Released on September 17th, Korean drama series on Netflix, the Squid Game marked the record of 111M views within the first 28 days, surpassing its predecessor Bridgerton. The whole world was in “obsession” with the Squid Game; not only in a mere scale of imitating the characters or mini-games that appear in the series but to the scale of where people created their own “squid game”, although differentiating with the original “squid game” by excluding the severe violence. After 46 days of the top spot-on Netflix, Squid Game bestowed its crown to another Korean drama series Hellbound. Hellbound was released on November 20th, and it became the world’s most-watched series on Netflix in more than 80 countries within 24 hours since its debut.
Although both Squid Game and Hellbound are fantasy horror, those two series are clearly in different categories. Squid Game depicts a survival game controlled and manipulated by humans, just like Hunger Game. Hellbound illustrates the dystopian world where humans are told about their destined death by a celestial figure and when the appointed time arrives, the executives from the hell come and send them to hell by incinerating them. Despite this difference, those two series mesmerized the popularity. Did they have something in common that is special, which others don’t? What made them so exceptional?

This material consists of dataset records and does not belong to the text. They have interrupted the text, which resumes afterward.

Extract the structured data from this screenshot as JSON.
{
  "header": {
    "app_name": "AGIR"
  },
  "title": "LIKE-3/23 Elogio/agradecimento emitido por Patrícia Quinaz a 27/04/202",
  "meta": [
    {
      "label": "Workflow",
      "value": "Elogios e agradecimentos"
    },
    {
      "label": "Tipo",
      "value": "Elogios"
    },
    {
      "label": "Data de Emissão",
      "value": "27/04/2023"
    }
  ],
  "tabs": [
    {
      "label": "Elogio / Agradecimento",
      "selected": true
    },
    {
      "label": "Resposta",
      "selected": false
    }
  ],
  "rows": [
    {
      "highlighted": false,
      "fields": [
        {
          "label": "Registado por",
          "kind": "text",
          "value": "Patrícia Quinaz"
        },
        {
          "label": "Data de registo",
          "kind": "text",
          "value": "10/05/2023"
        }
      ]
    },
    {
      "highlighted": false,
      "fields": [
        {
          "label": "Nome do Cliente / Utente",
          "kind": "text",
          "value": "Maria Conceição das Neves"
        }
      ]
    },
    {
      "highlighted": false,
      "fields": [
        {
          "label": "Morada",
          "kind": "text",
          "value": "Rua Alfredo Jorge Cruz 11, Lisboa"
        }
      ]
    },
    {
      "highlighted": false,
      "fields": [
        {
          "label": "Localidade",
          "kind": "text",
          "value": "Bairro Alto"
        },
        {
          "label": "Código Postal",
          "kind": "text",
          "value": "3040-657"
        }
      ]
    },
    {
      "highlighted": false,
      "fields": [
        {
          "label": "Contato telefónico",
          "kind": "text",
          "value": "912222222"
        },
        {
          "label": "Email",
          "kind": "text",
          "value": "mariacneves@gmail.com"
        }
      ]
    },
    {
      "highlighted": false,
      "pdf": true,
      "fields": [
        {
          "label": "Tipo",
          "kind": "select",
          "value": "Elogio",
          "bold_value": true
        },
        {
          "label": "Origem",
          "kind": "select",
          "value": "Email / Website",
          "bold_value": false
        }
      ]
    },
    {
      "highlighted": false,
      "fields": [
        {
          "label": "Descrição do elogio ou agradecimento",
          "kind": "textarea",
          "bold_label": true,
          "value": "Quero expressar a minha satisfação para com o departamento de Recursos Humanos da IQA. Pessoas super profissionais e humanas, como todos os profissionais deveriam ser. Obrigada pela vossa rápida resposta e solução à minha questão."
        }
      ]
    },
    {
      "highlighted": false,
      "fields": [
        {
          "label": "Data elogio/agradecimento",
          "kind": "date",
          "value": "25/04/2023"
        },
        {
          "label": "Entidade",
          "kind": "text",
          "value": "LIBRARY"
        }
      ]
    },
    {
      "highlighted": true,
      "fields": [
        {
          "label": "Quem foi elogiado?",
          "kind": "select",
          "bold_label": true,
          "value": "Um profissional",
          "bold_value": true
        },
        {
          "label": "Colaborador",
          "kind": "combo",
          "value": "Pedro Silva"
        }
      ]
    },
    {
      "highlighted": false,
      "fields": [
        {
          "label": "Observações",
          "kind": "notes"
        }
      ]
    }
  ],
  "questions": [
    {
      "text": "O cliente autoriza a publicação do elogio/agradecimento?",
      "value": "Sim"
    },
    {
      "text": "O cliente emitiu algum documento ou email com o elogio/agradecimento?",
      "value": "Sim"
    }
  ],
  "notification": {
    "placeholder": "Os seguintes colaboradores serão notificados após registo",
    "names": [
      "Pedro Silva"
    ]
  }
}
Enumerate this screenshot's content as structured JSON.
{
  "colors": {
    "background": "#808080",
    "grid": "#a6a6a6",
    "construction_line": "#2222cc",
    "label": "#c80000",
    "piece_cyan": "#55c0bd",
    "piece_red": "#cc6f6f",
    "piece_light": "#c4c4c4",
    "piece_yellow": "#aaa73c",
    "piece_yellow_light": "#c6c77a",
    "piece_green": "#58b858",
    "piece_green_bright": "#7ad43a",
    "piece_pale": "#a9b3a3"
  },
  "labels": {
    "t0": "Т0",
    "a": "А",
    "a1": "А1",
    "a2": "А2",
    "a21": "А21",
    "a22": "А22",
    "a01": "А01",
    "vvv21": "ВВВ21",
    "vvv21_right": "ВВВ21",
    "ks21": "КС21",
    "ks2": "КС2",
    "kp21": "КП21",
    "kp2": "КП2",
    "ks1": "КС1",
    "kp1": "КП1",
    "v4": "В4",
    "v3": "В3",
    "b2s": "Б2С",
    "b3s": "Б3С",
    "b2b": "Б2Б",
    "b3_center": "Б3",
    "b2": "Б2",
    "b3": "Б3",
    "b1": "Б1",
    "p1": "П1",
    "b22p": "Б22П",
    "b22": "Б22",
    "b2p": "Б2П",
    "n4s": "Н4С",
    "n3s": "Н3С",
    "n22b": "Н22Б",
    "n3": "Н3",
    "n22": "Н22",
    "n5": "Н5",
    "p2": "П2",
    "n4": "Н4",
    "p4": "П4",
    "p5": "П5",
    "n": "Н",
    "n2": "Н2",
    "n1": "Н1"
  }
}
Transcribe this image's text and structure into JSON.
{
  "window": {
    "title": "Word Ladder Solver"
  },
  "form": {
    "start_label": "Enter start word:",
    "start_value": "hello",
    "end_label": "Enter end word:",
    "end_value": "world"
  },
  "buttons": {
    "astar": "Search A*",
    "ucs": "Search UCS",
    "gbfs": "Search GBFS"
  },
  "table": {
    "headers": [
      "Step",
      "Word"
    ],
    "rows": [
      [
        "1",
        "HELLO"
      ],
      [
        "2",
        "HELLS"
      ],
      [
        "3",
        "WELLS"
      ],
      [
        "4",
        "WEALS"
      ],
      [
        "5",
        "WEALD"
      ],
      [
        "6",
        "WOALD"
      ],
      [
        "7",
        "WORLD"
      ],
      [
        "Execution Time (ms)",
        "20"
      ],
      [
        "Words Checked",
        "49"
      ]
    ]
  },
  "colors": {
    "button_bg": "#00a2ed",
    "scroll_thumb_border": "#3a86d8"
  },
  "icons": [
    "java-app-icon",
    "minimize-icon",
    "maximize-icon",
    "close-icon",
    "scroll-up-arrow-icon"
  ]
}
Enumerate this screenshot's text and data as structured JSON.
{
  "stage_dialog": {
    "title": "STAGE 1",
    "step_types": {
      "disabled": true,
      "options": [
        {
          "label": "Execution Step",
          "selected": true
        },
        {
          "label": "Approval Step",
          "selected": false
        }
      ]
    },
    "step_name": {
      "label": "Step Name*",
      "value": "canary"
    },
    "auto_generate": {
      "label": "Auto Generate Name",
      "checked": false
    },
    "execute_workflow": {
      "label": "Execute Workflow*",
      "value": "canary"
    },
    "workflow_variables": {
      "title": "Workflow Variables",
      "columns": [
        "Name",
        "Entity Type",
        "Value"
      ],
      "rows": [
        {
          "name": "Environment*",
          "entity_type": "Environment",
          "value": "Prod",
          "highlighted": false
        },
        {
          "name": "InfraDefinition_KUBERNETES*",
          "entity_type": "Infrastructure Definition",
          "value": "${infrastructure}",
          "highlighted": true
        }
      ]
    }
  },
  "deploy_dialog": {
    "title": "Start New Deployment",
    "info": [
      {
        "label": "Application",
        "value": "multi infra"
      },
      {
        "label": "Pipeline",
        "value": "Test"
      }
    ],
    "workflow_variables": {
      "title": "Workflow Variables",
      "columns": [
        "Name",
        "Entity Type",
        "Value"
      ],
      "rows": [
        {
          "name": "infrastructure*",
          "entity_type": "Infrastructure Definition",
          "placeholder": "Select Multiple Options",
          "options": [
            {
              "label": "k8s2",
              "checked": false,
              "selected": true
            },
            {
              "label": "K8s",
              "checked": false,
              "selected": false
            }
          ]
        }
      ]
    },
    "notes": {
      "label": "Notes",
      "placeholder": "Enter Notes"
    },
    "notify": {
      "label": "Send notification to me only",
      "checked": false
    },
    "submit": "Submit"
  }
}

Despite the fact that they are fantasies. Hellbound and Squid Game are painfully realistic. In Squid Game, the subjects are motivated by their debts to participate in such a hazardous, inhumane game. In Hellbound, even in such a hopeless condition that is uncontrollable, humans somehow manage a way to make profits from the despairing phenomenon. Both series display the harsh reality of capitalism. They demonstrate how rather than the gruesome violence caused by the gun or horrifying creature, the gruesome mindset of humans that utilize each other for their good can be more repulsive. It is notable how both series criticize the miserable consequence of capitalism since the contents of both series are motivated by capitalism: people’s urge to gain money and the society that encourages people to do so.
Squid Game and Hellbound are also very violent. Lots of blood, harsh language, and physical conflicts are included in the contents. Now, the majority of popularity is enthralled by those contents. Calling it “Catharsis”, people feel the virtual joy by watching unrealistic violence that is most unlikely to happen in their own real life.
There is one thing that these two common features tell us: the current society is exhausted. Criticism of capitalism and display of brutal reality must resonate emotions from audiences, and people believe that those emotions are solved by watching violence, consequently feeling “catharsis”.